Магдалина поднялась от печки и вышла за ними в сени.

— Слушай, — сказала она мужу. — Ты знаешь, что на этих людях?

— Подохнуть, чтобы еще не знать?.. Убью падл!

— На этих людях дело и дыба самого кардинала. Их вот-вот должны взять. Понял?

Дворянчик оторопел.

— Х-хорошо, — наконец сказал он. — Убивать не буду. Но уже д-дам-дам! За мной, хлопцы!

...Апостолы убегали как могли. А за ними отовсюду, догоняя, валили всадники и пешие с киёвым кропилом.

Илияш — Симон, к счастью, успел спрятаться в воде у бобрового дома и сидел там, пуская пузыри.

Всадники гнались за Тумашом. Он крутился с саблей, отгоняя всех, хэкал, а после с кошачьей ловкостью почти взбежал на березу. Березу начали трясти.

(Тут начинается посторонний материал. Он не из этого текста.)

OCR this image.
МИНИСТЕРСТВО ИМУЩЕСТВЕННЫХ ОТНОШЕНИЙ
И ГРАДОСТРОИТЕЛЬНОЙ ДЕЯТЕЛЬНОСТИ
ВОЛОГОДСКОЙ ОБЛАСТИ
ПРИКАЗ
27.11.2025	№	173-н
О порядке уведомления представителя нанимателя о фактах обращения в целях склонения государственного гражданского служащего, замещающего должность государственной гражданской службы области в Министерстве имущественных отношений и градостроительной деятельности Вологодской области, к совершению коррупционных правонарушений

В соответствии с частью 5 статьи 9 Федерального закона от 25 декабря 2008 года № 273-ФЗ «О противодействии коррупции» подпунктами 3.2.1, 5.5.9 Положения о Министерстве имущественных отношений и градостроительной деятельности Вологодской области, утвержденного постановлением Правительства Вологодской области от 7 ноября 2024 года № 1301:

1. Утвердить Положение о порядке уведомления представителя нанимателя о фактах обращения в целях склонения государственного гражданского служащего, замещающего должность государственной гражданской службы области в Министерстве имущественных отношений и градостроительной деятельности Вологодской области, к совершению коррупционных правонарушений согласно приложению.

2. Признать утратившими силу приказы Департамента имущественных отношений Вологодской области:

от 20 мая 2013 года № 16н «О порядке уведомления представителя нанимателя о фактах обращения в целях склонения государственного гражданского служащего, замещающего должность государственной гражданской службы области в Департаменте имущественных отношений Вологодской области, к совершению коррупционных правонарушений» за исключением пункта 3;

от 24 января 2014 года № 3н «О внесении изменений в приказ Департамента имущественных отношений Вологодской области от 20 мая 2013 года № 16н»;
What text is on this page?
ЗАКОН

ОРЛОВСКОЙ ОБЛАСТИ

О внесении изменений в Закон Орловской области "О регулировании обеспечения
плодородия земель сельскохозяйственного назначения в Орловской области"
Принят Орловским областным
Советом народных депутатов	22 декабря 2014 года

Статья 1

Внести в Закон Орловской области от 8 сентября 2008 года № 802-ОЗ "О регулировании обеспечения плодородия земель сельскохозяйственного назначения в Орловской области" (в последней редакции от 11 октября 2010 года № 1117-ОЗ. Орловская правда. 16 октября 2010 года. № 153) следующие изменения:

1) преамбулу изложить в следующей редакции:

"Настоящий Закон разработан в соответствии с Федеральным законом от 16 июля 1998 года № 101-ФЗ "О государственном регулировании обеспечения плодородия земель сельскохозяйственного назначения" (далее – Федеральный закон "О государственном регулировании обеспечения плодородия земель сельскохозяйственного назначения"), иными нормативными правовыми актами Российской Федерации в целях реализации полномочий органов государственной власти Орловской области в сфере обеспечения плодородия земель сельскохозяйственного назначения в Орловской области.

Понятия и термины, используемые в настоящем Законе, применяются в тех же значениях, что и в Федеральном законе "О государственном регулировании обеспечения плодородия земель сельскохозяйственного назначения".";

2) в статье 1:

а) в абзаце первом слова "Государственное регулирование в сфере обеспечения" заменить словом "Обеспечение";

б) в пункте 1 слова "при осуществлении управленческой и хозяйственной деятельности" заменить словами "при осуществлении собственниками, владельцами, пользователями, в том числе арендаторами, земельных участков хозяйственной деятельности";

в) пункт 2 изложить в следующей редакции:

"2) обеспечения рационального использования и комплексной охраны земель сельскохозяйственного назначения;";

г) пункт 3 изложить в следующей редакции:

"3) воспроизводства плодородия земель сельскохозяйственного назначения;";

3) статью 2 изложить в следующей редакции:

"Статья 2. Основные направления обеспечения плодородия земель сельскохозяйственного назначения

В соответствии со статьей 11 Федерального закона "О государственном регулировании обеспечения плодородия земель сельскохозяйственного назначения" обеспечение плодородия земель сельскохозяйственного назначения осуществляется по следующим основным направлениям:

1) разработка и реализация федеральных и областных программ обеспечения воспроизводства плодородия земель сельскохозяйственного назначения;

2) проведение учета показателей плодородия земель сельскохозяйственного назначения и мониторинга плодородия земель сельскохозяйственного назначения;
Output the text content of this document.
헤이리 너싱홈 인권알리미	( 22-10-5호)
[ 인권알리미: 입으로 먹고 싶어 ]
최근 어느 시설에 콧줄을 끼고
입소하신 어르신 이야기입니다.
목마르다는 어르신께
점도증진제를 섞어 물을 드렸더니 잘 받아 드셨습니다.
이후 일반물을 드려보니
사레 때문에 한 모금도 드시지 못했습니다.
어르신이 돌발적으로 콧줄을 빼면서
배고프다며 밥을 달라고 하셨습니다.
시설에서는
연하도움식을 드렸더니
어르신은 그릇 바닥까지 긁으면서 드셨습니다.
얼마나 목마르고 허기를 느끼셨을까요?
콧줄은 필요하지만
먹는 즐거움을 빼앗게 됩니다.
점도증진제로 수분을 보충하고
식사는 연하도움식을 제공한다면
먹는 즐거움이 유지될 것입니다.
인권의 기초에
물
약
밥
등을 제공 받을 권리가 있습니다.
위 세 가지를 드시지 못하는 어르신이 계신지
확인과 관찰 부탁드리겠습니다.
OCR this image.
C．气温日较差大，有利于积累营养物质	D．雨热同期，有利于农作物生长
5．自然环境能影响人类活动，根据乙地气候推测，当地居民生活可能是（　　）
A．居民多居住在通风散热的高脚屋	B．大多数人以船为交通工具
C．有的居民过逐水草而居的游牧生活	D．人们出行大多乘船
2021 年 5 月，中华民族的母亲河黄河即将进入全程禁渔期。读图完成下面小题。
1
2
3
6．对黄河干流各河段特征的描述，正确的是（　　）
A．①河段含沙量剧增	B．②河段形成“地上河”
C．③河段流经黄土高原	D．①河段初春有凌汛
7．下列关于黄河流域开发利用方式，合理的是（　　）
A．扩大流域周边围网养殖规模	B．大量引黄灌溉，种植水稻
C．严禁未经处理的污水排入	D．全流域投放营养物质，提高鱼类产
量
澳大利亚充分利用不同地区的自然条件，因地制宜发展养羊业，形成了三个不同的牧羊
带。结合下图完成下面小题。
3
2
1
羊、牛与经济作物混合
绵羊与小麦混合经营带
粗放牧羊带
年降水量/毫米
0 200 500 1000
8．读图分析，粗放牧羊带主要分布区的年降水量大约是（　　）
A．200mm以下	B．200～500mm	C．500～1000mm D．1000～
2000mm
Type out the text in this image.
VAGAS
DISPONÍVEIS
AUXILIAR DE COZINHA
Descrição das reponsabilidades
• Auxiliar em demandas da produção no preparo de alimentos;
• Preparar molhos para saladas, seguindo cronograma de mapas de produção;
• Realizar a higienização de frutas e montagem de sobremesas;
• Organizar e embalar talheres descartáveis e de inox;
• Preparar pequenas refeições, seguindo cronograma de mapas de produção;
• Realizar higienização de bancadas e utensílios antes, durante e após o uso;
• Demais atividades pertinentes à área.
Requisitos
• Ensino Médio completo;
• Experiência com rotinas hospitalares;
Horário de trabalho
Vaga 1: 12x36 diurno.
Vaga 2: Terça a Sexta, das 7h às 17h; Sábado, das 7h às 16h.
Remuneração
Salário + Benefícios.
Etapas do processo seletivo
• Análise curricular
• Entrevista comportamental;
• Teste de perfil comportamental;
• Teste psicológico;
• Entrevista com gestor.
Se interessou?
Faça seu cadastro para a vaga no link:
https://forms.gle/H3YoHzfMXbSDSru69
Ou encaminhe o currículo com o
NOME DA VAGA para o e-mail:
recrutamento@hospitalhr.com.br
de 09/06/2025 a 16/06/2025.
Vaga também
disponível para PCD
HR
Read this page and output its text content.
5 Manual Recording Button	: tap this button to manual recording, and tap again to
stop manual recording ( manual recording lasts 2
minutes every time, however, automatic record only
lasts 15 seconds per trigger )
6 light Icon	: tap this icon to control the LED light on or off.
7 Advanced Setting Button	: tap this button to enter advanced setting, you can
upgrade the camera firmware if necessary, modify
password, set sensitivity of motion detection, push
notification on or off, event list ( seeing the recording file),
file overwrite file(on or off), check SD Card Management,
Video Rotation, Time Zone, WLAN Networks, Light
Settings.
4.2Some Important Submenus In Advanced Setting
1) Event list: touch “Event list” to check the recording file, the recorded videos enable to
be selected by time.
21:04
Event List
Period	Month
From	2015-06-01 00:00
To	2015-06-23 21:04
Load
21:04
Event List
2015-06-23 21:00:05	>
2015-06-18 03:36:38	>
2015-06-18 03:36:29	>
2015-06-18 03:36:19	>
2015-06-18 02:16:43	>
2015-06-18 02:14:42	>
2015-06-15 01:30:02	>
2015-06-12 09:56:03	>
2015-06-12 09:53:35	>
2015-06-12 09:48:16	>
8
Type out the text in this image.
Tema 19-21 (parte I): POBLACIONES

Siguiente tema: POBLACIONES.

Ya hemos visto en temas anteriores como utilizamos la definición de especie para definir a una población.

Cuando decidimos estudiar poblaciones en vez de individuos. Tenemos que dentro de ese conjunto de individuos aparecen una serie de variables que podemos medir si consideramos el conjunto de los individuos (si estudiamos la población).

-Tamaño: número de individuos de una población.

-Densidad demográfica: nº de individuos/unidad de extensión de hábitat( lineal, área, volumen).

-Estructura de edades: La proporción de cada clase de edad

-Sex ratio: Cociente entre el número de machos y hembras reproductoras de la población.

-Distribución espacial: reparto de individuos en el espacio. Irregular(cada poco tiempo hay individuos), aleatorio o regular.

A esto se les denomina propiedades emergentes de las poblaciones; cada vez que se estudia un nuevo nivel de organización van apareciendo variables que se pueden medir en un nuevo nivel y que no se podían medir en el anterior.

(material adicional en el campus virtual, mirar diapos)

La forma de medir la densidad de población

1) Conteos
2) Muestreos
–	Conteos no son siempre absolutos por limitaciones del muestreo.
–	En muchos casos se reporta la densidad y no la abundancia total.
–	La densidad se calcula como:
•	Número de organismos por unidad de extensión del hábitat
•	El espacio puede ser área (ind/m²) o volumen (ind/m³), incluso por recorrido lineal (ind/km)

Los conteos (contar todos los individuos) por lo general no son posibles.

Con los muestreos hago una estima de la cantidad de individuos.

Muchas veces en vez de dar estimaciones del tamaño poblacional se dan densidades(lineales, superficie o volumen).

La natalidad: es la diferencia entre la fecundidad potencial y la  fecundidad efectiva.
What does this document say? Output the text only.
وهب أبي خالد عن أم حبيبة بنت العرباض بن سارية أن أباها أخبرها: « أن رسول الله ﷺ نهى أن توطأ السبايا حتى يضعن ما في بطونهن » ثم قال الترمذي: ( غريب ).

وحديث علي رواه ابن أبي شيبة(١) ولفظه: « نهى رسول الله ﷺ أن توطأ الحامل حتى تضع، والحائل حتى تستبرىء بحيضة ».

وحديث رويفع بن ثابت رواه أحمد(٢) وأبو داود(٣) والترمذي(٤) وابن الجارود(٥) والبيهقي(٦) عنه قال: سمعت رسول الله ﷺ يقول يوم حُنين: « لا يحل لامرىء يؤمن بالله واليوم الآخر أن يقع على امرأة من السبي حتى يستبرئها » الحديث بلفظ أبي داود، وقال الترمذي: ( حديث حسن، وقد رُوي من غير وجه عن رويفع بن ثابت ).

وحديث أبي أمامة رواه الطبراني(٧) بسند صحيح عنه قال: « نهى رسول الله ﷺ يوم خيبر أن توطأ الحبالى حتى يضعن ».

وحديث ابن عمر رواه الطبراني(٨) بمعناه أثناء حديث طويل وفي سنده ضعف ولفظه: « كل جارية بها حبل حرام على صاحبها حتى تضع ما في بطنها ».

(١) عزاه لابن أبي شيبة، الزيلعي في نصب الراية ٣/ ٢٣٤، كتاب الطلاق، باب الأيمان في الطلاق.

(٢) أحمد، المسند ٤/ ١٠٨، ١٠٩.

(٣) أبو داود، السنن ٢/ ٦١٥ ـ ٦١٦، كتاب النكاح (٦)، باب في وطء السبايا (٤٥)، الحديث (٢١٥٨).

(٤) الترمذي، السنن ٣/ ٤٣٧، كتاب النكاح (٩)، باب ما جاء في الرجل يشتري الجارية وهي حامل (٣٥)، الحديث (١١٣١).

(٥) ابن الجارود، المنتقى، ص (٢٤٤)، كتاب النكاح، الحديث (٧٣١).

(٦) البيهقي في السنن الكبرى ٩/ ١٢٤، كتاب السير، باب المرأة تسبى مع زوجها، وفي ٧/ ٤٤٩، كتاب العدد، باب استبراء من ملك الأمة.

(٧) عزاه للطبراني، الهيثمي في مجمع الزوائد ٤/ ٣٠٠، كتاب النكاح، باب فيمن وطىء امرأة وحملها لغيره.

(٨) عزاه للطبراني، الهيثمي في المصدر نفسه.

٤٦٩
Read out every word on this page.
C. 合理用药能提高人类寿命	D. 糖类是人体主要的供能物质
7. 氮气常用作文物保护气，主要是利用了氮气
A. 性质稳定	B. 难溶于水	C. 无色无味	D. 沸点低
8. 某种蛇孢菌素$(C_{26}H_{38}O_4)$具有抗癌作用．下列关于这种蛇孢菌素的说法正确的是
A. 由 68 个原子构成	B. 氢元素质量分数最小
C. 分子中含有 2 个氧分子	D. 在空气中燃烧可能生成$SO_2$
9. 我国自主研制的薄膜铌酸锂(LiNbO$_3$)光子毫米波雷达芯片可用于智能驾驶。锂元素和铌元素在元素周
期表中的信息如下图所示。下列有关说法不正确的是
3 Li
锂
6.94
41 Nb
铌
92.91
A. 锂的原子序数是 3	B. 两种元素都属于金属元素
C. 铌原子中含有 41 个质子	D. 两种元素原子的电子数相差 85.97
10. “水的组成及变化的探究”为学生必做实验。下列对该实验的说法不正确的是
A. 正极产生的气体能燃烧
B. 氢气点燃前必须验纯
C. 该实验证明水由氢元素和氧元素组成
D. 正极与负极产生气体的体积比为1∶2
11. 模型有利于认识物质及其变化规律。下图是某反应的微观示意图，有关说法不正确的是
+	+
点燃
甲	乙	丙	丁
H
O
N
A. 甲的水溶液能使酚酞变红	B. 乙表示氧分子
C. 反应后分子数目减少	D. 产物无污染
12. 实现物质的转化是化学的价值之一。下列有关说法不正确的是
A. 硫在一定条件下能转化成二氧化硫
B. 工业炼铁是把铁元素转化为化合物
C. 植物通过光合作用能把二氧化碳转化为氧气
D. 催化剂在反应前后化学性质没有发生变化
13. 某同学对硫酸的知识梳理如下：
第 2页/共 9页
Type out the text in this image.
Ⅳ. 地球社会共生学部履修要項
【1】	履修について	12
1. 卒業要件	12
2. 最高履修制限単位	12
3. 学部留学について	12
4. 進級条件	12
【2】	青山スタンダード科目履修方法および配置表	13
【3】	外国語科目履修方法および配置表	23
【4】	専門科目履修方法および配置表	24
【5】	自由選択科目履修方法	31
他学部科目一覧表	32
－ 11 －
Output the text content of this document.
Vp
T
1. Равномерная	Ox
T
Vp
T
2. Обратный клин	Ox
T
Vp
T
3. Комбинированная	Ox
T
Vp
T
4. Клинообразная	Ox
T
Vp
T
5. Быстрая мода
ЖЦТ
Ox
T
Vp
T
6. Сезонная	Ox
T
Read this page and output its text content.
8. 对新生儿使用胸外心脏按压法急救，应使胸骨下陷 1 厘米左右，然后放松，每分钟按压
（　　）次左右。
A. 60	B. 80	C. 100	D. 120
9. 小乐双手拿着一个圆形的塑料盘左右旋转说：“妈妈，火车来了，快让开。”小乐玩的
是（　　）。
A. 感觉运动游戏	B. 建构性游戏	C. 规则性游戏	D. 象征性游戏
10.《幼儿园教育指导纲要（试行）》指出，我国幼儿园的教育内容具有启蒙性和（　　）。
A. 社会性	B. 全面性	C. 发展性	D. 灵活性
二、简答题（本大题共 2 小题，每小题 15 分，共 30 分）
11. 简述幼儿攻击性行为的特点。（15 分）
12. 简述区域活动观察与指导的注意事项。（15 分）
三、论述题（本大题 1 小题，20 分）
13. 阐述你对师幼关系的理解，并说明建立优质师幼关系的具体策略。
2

— Я дворянин! — кричал он сверху.

Остальные же сполна выпили чашу свою. За ними гнались до шляха самого и еще дальше и, трепля, спрашивали:

— Пророки, пророчьте, в каком лесу те кии росли?

Они, ничего на то не отвечая, из всех сил убегали от опасности.

 
Слово от летописца

 

«...пока живота своего поправили, повторяли многократно те слова: тяжело нам страдание господское и апостольские поручения на теле своим носить. Волим так в своей шкуре ходить, просто жить в мире без вымыслов плутовских, ведь это нам первый раз заплатили, ведь нам зась не казна второй раз пророчествовать. И там жили в спокойствии».

 
Слово от двух свидетелей

 
«И опять солгал летописец... И Бельский написал так... А было не так. Не жили мы и впредь в спокойствии. Не сбросили масок своих на счастье для людей, на горе для нас».